Того времени, пока женщина, отречённо держа сигарету курила, вполне хватило, чтобы хорошо разглядеть её. Боюсь описывать внешность избитыми фразами. Это сверхженственное создание можно сравнить разве что со вторым солнцем, возникшем в голубизне неба, и затмившим первое светило.
Мы просидели некоторое время. На мой вопрос, нельзя ли ей в чём-то помочь, незнакомка ответила не сразу. Вернее, она даже не ответила, а произнесла лишь одну фразу:
– Понимаете… вернулась домой, а там.., – и я сразу понял, что произошло. Догадаться, чем может быть расстроено женское сердце не составляло особого труда… Чуть погодя я узнал всё.
Анна пришла домой с дежурства из поликлиники раньше обычного и застала своего мужа в постели со своей лучшей подругой. Скандала никакого не было. Анна поговорила с мужем и оставила их одних.
Что и говорить, частенько встречаются такие ситуации. А как непривычно себя чувствуешь, когда оказываешься рядом с человеком, который переживает измену любимого!..

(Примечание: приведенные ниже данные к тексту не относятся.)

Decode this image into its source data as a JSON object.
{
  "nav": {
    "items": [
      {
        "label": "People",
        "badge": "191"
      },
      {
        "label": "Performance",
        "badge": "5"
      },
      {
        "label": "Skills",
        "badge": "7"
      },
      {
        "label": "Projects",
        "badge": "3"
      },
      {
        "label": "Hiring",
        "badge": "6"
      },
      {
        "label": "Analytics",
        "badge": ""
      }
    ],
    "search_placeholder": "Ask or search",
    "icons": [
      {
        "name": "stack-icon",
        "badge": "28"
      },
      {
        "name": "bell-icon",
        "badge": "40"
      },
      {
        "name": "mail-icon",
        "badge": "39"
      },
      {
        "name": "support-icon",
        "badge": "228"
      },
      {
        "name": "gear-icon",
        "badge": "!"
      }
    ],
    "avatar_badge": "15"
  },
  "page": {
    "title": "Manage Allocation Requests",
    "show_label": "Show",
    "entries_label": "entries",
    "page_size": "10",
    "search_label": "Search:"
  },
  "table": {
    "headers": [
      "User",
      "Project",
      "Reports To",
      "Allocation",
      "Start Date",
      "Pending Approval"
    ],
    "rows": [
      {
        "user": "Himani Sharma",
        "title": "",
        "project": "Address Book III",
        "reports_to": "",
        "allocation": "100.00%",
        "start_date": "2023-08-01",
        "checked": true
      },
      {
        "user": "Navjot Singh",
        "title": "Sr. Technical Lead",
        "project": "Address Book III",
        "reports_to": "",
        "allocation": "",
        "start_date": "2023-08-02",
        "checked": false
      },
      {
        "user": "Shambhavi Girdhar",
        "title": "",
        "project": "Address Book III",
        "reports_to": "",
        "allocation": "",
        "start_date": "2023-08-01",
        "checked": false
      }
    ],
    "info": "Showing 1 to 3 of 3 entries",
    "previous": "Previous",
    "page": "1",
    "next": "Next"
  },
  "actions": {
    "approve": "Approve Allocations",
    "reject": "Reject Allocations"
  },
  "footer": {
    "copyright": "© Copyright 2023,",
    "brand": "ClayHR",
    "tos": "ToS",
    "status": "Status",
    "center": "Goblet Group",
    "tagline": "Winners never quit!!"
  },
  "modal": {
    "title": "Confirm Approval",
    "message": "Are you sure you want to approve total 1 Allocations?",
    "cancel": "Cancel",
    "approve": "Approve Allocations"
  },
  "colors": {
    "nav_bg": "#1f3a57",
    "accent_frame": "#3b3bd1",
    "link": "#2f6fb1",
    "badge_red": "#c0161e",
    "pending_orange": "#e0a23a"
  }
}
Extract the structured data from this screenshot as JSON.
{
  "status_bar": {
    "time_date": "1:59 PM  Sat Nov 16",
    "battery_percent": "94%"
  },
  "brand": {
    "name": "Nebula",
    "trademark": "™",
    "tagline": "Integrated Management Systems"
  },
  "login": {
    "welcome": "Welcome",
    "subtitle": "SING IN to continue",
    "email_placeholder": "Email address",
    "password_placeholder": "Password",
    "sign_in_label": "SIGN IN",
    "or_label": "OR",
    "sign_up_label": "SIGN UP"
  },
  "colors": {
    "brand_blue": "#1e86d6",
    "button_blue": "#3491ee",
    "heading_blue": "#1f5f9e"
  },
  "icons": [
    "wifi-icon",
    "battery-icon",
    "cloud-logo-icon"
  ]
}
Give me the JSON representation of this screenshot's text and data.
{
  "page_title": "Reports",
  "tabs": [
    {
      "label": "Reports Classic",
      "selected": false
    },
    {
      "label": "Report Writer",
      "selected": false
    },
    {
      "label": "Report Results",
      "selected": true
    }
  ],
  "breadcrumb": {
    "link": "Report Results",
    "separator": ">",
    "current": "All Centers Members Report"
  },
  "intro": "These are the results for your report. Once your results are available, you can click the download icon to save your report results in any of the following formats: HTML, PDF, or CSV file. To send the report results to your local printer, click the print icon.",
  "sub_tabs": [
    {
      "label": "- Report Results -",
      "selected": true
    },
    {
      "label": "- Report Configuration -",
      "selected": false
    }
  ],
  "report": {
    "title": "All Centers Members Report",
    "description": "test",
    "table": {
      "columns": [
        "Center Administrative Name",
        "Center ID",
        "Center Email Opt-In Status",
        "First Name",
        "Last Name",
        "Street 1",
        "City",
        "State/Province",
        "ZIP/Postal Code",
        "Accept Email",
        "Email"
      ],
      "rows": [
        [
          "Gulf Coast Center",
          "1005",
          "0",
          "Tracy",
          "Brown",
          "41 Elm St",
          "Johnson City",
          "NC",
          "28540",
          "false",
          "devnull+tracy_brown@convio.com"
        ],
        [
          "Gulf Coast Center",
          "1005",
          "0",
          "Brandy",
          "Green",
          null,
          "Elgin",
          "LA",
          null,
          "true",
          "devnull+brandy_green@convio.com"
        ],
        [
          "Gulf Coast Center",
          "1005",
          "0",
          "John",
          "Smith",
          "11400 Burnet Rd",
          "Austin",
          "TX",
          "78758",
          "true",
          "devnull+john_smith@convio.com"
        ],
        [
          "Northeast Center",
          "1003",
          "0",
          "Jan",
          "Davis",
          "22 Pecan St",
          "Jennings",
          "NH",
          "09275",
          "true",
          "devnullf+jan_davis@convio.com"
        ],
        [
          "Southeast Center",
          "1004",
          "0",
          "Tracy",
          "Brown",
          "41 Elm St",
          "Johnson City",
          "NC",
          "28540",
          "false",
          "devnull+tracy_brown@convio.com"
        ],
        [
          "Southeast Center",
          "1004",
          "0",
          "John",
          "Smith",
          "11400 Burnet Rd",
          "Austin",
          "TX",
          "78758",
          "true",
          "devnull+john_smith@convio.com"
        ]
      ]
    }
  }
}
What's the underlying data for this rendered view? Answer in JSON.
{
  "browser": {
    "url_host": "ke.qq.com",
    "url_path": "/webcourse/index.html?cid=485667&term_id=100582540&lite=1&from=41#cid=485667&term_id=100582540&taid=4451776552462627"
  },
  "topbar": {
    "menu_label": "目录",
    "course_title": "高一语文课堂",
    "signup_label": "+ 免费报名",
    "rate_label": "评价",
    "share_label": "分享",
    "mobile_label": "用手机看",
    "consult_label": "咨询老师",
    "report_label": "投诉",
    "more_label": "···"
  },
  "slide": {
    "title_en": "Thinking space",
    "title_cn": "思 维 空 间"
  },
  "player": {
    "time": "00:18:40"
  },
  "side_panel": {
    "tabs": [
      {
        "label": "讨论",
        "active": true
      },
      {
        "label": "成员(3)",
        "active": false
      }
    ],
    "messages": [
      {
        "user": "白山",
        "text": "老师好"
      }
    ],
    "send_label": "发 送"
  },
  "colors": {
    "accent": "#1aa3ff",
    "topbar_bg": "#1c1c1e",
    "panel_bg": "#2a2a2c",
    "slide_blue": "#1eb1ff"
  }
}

Мы долго разговаривали. Анна была со мной откровенна. Из её рассказа я понял, что ей негде ночевать, и предложил остаться у меня. Она согласилась.
Предвидел ли я в тот момент, чем закончится наше знакомство? Конечно, нет. Мне хотелось помочь Анне, согреть её своим душевным теплом. Я понимал, что в этот момент, как никогда ей нужны забота и внимание.
11 августа 1988 г.
На другой день у Анны дома были одни неприятности. Её злополучная подруга Марина чуть ли не поселилась у них дома. По квартире стала ходить в одном халатике.
Дружили они давно. Марина когда-то разошлась с мужем и до сих пор ни за кого не вышла.
В один миг подруги стали врагами. Они толком между собой не поговорили. Марина только сказала:
– Не советую я тебе иметь незамужних подружек.
Муж Анны, Николай, сказал, что уже давно любит Марину, её никогда не любил. Это, конечно же, неправда. Просто не ожидал, что жена вернётся домой раньше, чем ожидалось. У него таких «любимых» было столько… Впрочем, это лишь моё мнение…
12 августа 1988 г.
Сегодня Анна выглядела уже лучше. Прежде всего потому что поняла, кого она десять лет супружеской жизни любила. Но не думала, что её Николай окажется безмерно мелочным человеком и станет делить с ней вещи, вилки, тарелки!..
Анна позвонила отцу и тот сказал, что завтра вылетает (её отец – генерал-майор, командир дивизии где-то на Украине).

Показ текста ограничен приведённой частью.